I entered kindergarten during the 1983-1984 school year. My favorite videos were Eddie Grant's "Electric Avenue" and "What A Feeling" from Flashdance. I had no idea the film was about some stripper in Pittsburgh, nor would I have cared. The styles of the time included trickle-down mass punk; ripped, spiked and safety pinned. I, for one, was obsessed with having Big Girl shoes. Today they'd be equivalent to the classic Ferragamo Varina flats. My shoes always had some contraption to keep my little feet in place. Whether it be show laces or a buckle strap, the secured shoe stayed on during rigorous PE sessions of kick ball.
Since I was relegated to white knock off Adidas (they had 4 pink stripes instead of 3), I needed to step up my game. It was the 80s and the sneakers were too casual for me. Enter church stockings stage left.
My wardrobe of worship consisted of a multitude of dresses, and never mingled with my school clothes: t-shirts, jeans, and denim skirts. Within my church wardrobe I had stockings of every 80s persuasion: yellow lace, plain Rubble Bubble pink, and my favorite, white with little red hearts all over.
Back then, my mother dictated what I wore while I ate Cap'n Crunch and watched Inspector Gadget. But, soon I began a campaign for the clothes I wanted to wear. As this was a quarter of a century ago, I can't remember exactly how long the campaign lasted, but it must have been long. Mommy is an Aries/Taurus cusp. She doesn't budge.
Everyday I'd ask her if I could wear my stockings with my sneakers. My church shoes were black patent with a buckle. While they served their purpose at a house of worship, they would have been too too at school. Every time I asked her, I got an emphatic NO as an answer. I can't recall her reasoning, something along the lines of sneakers and stockings not going together or me running the stockings while playing. But I persisted, and finally, she surrendered.
I was psyched out of my mind to be wearing this special hosiery.
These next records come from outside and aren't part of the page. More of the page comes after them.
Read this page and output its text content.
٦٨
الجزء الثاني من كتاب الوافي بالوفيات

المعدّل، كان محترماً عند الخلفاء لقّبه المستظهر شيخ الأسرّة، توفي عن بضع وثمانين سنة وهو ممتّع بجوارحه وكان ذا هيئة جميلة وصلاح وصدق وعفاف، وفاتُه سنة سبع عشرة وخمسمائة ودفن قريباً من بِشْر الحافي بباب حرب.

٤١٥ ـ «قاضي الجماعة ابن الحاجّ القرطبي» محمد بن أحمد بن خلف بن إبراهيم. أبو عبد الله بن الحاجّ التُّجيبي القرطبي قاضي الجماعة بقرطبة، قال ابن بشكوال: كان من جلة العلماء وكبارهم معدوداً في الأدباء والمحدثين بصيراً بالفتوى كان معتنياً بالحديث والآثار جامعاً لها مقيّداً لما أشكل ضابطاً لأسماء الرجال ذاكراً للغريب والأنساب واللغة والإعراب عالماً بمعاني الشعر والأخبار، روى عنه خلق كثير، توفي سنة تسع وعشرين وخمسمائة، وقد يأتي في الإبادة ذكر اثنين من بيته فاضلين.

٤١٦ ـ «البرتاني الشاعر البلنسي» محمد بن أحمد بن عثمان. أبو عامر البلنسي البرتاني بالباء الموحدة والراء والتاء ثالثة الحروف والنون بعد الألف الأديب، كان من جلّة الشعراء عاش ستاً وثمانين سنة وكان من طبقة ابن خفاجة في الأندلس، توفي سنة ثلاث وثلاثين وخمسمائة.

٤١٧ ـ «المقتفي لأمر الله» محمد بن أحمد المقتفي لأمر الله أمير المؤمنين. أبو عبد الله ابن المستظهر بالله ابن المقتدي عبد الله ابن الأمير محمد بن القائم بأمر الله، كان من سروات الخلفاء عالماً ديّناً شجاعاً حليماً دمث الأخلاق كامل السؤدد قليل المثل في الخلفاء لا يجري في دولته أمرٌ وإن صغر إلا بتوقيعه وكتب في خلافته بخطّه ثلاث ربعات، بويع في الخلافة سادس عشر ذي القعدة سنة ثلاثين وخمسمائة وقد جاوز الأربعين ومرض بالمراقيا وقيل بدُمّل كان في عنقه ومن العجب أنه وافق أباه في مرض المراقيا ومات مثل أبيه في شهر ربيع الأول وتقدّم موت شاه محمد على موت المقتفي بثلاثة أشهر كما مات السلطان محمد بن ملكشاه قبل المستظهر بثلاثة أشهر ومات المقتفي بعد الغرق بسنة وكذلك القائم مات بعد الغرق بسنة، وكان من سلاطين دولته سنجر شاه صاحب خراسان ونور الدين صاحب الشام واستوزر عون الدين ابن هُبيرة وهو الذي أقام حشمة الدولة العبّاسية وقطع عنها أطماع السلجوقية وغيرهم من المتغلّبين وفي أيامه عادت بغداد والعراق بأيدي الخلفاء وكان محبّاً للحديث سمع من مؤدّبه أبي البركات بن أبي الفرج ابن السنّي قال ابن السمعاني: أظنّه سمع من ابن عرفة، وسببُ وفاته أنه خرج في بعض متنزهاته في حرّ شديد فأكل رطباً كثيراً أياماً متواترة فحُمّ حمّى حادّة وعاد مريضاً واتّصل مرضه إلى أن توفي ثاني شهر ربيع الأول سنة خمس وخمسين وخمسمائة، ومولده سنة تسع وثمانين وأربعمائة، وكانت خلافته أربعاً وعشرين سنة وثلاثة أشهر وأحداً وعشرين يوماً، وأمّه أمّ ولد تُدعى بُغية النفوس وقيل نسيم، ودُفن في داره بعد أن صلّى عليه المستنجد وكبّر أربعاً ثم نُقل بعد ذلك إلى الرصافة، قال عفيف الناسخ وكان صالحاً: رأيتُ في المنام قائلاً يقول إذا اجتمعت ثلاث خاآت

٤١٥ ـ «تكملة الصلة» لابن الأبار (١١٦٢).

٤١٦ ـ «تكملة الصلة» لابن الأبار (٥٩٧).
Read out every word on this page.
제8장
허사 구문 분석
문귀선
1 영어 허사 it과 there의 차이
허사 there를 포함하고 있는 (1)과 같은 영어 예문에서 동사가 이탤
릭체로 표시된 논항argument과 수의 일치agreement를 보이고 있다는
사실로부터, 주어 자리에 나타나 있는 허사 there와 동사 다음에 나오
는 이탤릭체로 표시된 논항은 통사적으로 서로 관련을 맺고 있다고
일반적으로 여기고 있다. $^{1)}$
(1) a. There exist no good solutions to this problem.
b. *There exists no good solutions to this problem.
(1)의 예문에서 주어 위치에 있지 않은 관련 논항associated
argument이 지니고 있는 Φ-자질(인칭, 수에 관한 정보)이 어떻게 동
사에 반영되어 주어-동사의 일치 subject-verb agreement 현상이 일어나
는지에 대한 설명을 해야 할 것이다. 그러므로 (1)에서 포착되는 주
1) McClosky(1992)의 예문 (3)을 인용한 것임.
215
In addition to the fake Adidas sneakers, I wore what I now consider to be my uniform at the time: Miss Peggy t-shirt in which she's wearing a tank top, shorts that are far too tight, and some roller skates. USA was emblazoned on the shirt, probably in lieu of the '84 Olympics in Los Angeles. The bottom half of my outfit was a simple, denim pencil skirt.
When I got dressed in said uniform, I thought my look was fire. I made sure Mommy gave me the special hair style, too. Instead of two pig tails, I got 4 (concurrent with my fake Adidas), which were reserved for Church or picture day at school.
After my mother walked me to school, my intention was to show all the other five and six-year-olds my fashion savvy...maybe some upper classmen, too. As soon as I got outside of Mrs. Week's kindergarten class, my colleagues started in on me. They laughed and laughed. And when they were done laughing, they laughed some more. These were kids I considered friends of mine. Good friends. One after the other, boys and girls alike, asked me what I was thinking. No one wore sneakers with stockings. Only crazy people did that apparently. I wanted to be a vanguard, but it backfired.
I had yet to get those Big Girl shoes from Zayre that my parents had promised me. Stockings would have looked great with those. But I insisted on wearing my stockings then; I wasn't terribly concerned with footwear. I was making due with what I had.
After a day of what seemed like non-stop ribbing, I finally made my way home on a walk with Mommy. As embarrassed as I was, I told her what happened. She didn't spare me from any "I told you so" or "Next time, listen to me." I got plenty of those. But I'm grateful that she allowed me to wear the stockings so I'd be able to see why the combination wasn't a good idea.
I would eventually get my Big Girl shoes...the next year. I didn't have any more patience then than I do today, but they were worth the wait.
With Stanton + Williams Style Therapy, I try to give clients on the younger side more leeway. They haven't had a chance to develop their own style and have a feel for what works for them and what doesn't. It's crucial to make mistakes, and even spend all day being embarrassed out of your mind. On the other hand, for my more mature clients, my mother's voice of reason filters down through me. If I can spare them from a day of heckling, it's worth my hourly rate.